The authors uncover other tidbits of political correctness. Columbus was notably transformed from a good to a bad fellow. At the same time, Indians evolved not only into Native Americans but from "naked savages in their miserable huts" to peaceful Arcadians, democratic and collective, at one with nature.
The authors find that there has been little change in the treatment of American business and businessmen since the 1930s, now as then denigrated and downplayed. Presidents continue to have a prominent place in history texts, but positive and neutral references declined from 61 percent of the total in the 1940s to 29 percent in the 1980s. George Washington and Andrew Jackson in particular have come under a cloud, the former in part because of his slaveholding, the latter wholly because of his negative attitude toward Indians.
Such, in brief, is the triumph (the authors would say the treason) of the progressive educators, which is reflected, they note en passant, in the National History Standards. Glumly they tote up the cost of this long-term development: a decline in the shared knowledge, and sense of the relative importance and unimportance of past events, that in their view is necessary if high-school history teaching is to foster a meaningful sense of civil identity in the students who are exposed to it.
Lies My Teacher Told Me, by James Loewen, couldn't have a more different take. It examines a dozen textbooks, published between 1974 and 1991. Only one, Todd and Curti's Triumph of the American Nation (and even so, a later edition), was also on Molding the Good Citizen's list. Still, the texts may be presumed to be more similar than dissimilar. That the two studies nevertheless come up with such different readings suggests how deep is the cultural gulf between the nation's conservative and countercultural views.
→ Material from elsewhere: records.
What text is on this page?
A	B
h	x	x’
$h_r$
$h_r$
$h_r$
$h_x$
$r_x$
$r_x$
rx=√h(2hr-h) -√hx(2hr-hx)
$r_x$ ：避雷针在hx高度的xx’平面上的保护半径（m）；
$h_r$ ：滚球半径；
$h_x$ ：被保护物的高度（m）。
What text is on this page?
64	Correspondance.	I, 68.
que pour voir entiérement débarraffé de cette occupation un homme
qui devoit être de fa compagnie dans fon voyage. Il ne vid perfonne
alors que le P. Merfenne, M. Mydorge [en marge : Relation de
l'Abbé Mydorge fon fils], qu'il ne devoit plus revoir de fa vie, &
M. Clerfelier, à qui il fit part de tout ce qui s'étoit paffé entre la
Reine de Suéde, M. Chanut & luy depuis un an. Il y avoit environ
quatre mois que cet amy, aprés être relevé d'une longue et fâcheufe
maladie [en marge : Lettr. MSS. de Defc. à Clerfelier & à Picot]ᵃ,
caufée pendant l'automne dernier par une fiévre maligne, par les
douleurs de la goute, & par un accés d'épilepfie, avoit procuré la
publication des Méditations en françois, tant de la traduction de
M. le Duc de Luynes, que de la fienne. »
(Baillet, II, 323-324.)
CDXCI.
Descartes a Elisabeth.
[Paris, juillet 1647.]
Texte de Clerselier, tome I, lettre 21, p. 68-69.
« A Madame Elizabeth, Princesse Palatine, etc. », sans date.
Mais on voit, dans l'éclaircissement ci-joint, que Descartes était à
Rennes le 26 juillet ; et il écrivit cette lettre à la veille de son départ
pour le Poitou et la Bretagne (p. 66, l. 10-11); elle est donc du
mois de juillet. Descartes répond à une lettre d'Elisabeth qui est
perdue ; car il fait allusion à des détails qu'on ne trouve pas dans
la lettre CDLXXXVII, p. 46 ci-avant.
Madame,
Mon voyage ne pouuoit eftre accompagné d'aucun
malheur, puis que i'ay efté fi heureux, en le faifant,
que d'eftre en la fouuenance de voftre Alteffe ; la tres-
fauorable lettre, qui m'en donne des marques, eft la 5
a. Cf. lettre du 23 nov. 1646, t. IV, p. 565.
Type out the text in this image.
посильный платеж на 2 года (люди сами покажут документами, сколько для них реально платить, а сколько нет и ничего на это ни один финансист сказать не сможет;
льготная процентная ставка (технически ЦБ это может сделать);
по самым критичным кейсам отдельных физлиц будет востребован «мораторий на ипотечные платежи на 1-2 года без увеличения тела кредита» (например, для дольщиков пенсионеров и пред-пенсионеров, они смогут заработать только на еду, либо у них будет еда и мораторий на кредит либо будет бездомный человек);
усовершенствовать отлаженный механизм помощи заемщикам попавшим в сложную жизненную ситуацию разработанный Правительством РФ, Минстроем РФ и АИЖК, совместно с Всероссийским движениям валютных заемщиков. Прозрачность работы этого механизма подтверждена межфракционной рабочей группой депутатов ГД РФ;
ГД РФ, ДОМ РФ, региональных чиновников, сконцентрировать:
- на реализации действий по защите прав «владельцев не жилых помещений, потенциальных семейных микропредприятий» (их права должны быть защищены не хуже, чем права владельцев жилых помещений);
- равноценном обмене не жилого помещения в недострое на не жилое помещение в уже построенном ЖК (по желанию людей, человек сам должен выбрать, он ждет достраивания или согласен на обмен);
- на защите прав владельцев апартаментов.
Loewen, a professor of sociology at the University of Vermont, starts from the premise that high-school texts are the source of the widespread distaste for history among high-school students. Why? Because they are dull, overlong, and, most of all, irrelevant and biased - or, as he prefers to put it, full of "lies." He, like his competitors, is convinced that his texts reflect an agenda - but one very different from Lerner and his colleagues' "liberal-Progressivism." Unadventurous publishers, standpat school boards, local pressure groups, and overworked and uninformed teachers have conspired to produce texts that bore students into passive acceptance of the status quo. They have done this by a judicious mix of stultifying prose, anodyne formulations, and most of all, a feel-good view of the American past which endlessly repeats bromides and suppresses the darker truths of our national history.